We do not ask you to come into Maryland for we are well aware of that insufferable barrier – the Potomac – But we do ask & demand that when the day of treaty comes & come it must – for God will & does smile on your cause. Maryland with all her grievous wrongs may be remembered & no treaty made without including her.

But if God, in his infinite mercy, would only grant you a second opportunity (you had one on the 23rd day of last July) to come to Maryland. Forty thousand of her son’s in addition to those you now have, good & true would rise from their backs, break loose their chains & demand to be allowed to avenge themselves upon their oppressors. Once a chance & they would outvie the noble dead of the “old, Maryland sine”, who brought tears from the eyes of the immortal Washington, when on the Battle-field of Long Island, they poured out their blood like water, to defend the liberties of these very men, who now, in sight & sound of Washingtons grave, are here to enslave his kindred & friends.

Remember – that on the 19th of last April – Maryland opened the ball & with brick[?] for bomb-shells & paving stones for cannonballs, whipped a Massachusetts Regt., killed some & took some prisoners & was ready & willing & would have stayed the storm of the whole North & breasted it off, till her friends could come to her aid.
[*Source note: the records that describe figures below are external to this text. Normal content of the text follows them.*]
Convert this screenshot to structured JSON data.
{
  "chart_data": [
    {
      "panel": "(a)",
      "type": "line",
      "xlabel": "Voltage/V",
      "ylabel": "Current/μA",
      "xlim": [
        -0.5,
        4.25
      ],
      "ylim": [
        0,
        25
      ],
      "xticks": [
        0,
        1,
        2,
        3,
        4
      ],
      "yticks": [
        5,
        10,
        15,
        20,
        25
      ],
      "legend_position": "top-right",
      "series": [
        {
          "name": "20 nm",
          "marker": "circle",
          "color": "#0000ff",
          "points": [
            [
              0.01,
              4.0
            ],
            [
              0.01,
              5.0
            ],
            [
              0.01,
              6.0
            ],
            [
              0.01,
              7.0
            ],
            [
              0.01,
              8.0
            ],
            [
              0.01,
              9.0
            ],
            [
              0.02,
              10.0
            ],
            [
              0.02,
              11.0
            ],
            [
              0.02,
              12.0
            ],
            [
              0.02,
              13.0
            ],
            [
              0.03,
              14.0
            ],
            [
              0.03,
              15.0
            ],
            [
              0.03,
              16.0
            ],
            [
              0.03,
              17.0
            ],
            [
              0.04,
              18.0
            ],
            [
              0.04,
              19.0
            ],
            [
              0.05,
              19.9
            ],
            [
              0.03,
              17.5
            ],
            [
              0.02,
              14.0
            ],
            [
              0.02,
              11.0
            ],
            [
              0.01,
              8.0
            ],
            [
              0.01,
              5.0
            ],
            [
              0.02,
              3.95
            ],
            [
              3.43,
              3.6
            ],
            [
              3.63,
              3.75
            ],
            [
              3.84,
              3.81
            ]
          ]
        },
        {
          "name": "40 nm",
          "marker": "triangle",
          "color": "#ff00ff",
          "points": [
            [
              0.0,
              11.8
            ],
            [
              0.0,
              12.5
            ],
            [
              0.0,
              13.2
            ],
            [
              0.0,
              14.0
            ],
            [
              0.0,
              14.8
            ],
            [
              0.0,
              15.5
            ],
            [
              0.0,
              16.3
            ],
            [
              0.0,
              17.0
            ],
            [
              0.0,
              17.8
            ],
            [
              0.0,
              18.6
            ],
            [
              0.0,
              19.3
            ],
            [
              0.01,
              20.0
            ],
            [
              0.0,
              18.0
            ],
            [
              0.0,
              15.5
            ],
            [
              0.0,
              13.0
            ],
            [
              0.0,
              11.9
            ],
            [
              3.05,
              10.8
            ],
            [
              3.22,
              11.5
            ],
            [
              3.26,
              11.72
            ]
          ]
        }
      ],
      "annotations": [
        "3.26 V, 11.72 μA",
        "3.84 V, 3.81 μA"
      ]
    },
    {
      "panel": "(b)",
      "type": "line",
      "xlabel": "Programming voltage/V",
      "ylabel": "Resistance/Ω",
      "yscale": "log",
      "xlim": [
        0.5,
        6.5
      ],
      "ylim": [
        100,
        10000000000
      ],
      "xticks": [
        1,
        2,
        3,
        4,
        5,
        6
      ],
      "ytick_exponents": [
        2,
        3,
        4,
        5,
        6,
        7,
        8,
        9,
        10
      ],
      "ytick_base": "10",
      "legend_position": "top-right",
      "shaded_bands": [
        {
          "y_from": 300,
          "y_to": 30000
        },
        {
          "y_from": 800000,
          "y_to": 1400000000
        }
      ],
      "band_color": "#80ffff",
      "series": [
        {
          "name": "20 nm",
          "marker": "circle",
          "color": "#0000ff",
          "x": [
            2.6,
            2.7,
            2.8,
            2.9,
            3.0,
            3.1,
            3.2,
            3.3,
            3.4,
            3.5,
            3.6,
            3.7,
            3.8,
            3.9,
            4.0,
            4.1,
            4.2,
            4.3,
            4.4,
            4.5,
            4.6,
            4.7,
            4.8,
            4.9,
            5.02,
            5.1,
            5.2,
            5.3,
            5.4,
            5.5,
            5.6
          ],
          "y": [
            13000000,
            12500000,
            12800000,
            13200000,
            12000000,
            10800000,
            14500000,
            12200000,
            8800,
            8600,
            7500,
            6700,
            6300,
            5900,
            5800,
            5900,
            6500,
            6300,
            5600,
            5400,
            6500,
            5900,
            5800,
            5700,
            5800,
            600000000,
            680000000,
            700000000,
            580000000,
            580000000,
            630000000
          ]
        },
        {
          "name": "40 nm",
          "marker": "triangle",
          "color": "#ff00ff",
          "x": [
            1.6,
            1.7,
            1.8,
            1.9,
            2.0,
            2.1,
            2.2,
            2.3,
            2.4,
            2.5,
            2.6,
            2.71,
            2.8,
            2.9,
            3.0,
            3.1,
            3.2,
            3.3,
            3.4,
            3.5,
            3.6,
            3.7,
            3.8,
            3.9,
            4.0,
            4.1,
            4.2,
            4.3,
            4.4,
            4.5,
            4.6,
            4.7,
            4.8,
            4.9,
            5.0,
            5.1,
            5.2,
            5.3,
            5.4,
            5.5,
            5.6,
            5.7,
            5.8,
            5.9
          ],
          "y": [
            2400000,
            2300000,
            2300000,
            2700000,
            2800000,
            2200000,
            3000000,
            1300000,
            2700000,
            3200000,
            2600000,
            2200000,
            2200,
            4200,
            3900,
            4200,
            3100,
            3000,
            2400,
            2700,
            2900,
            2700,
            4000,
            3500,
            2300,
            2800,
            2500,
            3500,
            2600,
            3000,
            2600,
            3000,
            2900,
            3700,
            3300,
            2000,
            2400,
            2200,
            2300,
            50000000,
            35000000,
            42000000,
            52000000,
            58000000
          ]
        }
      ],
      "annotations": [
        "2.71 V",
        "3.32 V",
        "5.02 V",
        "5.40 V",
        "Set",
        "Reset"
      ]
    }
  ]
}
But to her sorrow she discovered they were fortifying Manassas & not Baltimore.

Consequently, she was compelled to make the best terms she could — only temporary she hopes — & as I have stated submit to the fulsome embraces of those she despises.

With the highest respect
Yrs &c.
C
[Chapman]

P.S.
In a land where the Constitution guarantees freedom of speech & freedom of the Press, I am from motives of prudence compelled to omit my signature as you will know who it is from.